When solar power threatens the trees

This certainly seems to miss the point of the benefit of renewable energy. Midwest Energy News says 11 acres of mature hardwood trees were cleared in Wright County to make way for a solar project.

“They just came through and cut them all down – they’re gone,” Buffalo Township clerk and treasurer Tom Kleist tells reporter Kevin Featherly. “We questioned afterwards why they did that. We really haven’t gotten a good response.”

The Aurora Solar Project is a $250 million project over 16 sites that should go on line later this year. Because it’s not a single site, local governments have no control over it; the state does.

The county board has slapped a solar moratorium on developers, but the builder of the the Wright County site says it won’t stop it.

“As a utility scale and state-permitted project, Aurora’s Lake Pulaski site in Wright County will not be impacted by the county’s emergency moratorium on solar projects,” the statement reads.

“EGP-NA aims to build longstanding relationships with the community, promoting open dialogue and transparency throughout the life of a project,” the statement continues. “As construction on the site begins, we will continue working closely with Wright County representatives to ensure the project complies with all permitting regulations.”

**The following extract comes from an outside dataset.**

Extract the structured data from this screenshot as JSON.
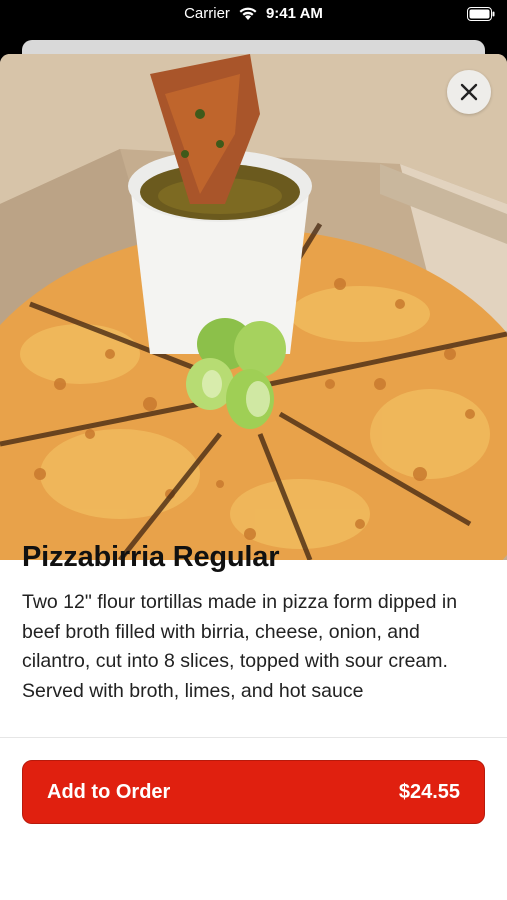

Kleist and Riley both assert that Buffalo Township is not generally opposed to solar development. However, they think there must be a better way to build installations without taking prime farmland out of production and clear-cutting trees.

“I think all of us have said that if you want to do solar, go right ahead and do it,” [Buffalo Township clerk and treasurer Tom] Kleist said. “Let’s just do it so it makes sense.”

The Legislature is considering legislation that would prohibit solar projects if more than 75 percent of the trees in an area larger than three acres would have to be cut down, Midwest Energy News says.